Justiça Eleitoral determina retirada de outdoor com destaque a Dorinha em Gurupi

Justiça Eleitoral determina retirada de outdoor com destaque a Dorinha em Gurupi
Ricardo Fernandes AlmeidaPor Ricardo Fernandes Almeida 4 de setembro de 2026 7

Peça institucional apresentava senadora em primeiro lugar em ranking de recursos destinados ao município; decisão apontou caráter promocional e determinou remoção em 24 horas.

A Justiça Eleitoral determinou a retirada de um outdoor instalado em Gurupi que apresentava Professora Dorinha, candidata ao Governo do Tocantins, em posição de destaque entre parlamentares responsáveis pela destinação de recursos ao município.

A peça utilizava elementos associados à identidade visual da administração da prefeita Josi Nunes e apresentava um ranking de parlamentares. Dorinha aparecia em primeiro lugar, com referência a R$ 85 milhões destinados a Gurupi e tratamento visual diferenciado em relação aos demais nomes apresentados.

Ao analisar o caso, o juiz Roniclay Alves de Morais entendeu, em caráter preliminar, que a publicidade havia ultrapassado a finalidade estritamente institucional e adquirido conteúdo com potencial promocional eleitoral.

Na decisão reproduzida nas fontes consultadas, Dorinha é apontada como “beneficiária direta” da peça.
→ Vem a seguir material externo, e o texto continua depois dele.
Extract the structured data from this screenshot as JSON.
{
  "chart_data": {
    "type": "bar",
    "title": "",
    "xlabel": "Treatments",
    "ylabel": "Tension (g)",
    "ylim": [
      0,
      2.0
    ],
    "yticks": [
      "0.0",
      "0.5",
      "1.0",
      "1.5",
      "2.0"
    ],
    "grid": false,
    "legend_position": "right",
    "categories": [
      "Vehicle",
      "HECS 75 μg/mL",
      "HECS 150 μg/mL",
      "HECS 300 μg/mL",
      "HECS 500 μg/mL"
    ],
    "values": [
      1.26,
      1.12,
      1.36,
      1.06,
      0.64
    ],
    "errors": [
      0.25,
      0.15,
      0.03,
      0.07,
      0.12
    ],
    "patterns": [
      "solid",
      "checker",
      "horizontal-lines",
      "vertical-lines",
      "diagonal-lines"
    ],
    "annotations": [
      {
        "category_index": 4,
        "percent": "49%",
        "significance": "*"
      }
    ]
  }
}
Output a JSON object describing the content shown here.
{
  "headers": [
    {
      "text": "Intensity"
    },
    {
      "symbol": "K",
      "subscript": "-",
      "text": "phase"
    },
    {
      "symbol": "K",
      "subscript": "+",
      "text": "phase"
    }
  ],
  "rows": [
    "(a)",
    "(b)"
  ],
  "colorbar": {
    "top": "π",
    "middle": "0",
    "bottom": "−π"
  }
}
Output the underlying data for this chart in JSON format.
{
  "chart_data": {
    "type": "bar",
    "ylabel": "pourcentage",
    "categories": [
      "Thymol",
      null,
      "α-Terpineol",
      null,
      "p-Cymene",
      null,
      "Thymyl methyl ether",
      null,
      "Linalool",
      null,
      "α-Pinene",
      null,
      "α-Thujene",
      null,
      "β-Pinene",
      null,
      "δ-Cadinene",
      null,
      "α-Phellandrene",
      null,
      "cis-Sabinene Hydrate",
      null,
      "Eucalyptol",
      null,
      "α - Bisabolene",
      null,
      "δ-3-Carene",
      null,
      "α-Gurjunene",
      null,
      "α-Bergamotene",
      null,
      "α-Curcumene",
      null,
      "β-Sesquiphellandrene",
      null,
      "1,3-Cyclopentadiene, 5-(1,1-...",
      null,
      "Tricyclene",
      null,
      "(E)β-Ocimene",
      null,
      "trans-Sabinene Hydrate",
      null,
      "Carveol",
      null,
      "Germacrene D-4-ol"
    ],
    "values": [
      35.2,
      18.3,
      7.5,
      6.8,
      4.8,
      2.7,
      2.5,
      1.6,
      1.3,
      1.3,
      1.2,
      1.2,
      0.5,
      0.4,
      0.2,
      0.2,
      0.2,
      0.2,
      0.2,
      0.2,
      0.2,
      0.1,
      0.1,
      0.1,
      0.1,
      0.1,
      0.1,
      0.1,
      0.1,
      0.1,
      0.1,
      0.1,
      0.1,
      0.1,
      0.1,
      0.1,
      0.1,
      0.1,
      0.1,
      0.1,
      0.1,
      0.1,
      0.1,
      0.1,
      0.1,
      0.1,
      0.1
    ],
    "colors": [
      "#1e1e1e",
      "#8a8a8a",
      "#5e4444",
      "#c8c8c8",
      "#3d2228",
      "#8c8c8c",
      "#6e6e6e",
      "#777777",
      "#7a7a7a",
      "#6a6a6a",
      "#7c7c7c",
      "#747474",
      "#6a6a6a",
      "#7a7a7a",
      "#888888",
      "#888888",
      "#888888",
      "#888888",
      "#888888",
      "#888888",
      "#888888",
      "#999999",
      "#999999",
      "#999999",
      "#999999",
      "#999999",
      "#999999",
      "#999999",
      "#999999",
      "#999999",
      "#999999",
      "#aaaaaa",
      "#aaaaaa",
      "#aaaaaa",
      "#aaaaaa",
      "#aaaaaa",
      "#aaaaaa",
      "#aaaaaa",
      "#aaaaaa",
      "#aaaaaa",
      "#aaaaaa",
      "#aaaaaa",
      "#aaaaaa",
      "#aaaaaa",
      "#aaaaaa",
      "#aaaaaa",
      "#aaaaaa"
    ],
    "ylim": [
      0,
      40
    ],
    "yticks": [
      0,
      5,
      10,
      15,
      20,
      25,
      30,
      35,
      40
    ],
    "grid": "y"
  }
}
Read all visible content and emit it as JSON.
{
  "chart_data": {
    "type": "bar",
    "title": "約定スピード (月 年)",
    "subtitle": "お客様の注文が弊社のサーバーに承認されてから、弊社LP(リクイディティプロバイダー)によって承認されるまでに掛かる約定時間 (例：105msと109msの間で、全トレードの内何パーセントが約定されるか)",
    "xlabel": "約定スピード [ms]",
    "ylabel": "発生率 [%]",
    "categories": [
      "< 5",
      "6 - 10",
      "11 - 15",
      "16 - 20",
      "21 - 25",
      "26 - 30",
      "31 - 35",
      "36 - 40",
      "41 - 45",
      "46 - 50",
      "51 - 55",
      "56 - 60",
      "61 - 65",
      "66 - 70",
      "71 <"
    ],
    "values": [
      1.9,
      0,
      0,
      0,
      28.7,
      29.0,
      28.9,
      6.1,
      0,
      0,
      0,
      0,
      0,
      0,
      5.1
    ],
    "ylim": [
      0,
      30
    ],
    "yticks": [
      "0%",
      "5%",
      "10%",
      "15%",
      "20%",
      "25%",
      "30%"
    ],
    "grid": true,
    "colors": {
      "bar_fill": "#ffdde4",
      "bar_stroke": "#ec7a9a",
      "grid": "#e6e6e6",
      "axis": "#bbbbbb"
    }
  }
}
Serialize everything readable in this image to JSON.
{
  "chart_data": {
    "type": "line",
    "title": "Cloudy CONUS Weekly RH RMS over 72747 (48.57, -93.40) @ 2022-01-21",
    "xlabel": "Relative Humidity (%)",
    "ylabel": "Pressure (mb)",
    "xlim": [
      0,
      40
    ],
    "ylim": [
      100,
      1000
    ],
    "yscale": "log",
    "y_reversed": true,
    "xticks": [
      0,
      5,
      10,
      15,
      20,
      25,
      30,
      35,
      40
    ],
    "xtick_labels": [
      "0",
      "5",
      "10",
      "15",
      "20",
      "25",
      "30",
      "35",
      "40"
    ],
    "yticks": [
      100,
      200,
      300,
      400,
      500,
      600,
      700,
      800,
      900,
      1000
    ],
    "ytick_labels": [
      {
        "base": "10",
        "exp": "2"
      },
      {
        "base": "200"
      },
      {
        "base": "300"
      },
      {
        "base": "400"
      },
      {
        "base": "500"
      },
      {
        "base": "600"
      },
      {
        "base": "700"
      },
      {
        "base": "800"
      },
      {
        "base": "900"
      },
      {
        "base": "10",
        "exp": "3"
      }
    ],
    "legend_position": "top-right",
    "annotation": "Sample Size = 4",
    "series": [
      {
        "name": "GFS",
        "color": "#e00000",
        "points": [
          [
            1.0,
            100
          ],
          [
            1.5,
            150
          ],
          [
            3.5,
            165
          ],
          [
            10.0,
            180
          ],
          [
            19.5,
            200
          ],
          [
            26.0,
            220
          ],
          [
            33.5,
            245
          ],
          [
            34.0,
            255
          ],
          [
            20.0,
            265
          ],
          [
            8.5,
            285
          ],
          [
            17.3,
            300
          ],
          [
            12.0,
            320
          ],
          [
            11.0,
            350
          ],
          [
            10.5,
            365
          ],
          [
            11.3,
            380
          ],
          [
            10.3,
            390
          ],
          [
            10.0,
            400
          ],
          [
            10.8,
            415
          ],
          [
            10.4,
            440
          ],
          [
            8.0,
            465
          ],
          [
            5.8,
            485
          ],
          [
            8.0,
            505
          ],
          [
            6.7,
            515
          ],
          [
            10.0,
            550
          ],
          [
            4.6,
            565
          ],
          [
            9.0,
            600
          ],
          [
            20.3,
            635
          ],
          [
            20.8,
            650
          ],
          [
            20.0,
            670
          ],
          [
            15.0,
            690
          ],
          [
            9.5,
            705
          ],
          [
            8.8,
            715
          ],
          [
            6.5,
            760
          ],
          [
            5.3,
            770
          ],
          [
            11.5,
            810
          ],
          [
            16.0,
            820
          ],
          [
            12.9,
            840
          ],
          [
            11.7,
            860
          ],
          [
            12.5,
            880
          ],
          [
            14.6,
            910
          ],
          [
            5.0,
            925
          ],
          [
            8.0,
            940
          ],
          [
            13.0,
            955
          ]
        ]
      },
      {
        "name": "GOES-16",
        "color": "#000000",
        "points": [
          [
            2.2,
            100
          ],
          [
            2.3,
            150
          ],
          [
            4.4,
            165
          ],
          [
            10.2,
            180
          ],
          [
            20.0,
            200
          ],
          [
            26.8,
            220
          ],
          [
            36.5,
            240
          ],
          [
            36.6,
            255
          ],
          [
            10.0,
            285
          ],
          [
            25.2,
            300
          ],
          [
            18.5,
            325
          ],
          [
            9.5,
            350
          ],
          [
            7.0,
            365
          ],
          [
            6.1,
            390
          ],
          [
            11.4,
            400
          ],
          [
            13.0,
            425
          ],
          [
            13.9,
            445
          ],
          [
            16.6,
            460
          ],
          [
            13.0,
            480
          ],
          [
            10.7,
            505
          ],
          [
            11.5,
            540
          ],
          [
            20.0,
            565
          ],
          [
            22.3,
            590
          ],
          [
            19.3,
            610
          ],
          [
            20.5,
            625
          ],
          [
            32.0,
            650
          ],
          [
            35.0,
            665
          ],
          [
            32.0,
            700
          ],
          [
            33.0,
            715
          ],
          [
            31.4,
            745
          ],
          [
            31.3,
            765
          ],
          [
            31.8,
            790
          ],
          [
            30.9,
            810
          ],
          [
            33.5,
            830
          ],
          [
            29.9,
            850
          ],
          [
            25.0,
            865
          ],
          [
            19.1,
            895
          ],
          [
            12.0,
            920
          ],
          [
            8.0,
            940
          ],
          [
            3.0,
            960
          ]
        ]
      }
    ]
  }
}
O magistrado determinou a retirada do material em 24 horas, estabelecendo multa diária de R$ 5 mil em caso de descumprimento, inicialmente limitada a R$ 30 mil.

O episódio ocorre durante o período em que a legislação eleitoral impõe restrições mais duras à publicidade institucional.

Desde 4 de julho, três meses antes do primeiro turno das Eleições 2026, agentes públicos estão submetidos ao chamado defeso eleitoral. O Tribunal Superior Eleitoral explica que as restrições buscam preservar a igualdade de oportunidades entre candidaturas.

A Resolução nº 23.735 estabelece que nomes, slogans, símbolos, expressões, imagens ou outros elementos capazes de identificar autoridades, governos ou administrações cujos cargos estejam em disputa podem caracterizar publicidade institucional vedada nas condições previstas na legislação.

A jurisprudência eleitoral também é rígida em relação à permanência de publicidade institucional no período vedado. Em atualização publicada pelo próprio TSE em 2026, o tribunal destaca que a manutenção de outdoor com publicidade institucional nos três meses anteriores ao pleito pode configurar conduta vedada, independentemente de a instalação ter ocorrido anteriormente.

Isso significa abuso de poder político?

Não automaticamente.

Essa é uma distinção importante para a cobertura do caso. Reconhecer possível irregularidade em publicidade institucional é diferente de concluir que houve abuso de poder político capaz de gerar consequências mais graves, como cassação ou inelegibilidade.

A jurisprudência do TSE exige demonstração de gravidade concreta, qualitativa e quantitativa para caracterizar abuso de poder político. Há precedentes em que a publicidade foi considerada irregular, mas os fatos não foram considerados graves o suficiente para justificar sanções eleitorais mais severas.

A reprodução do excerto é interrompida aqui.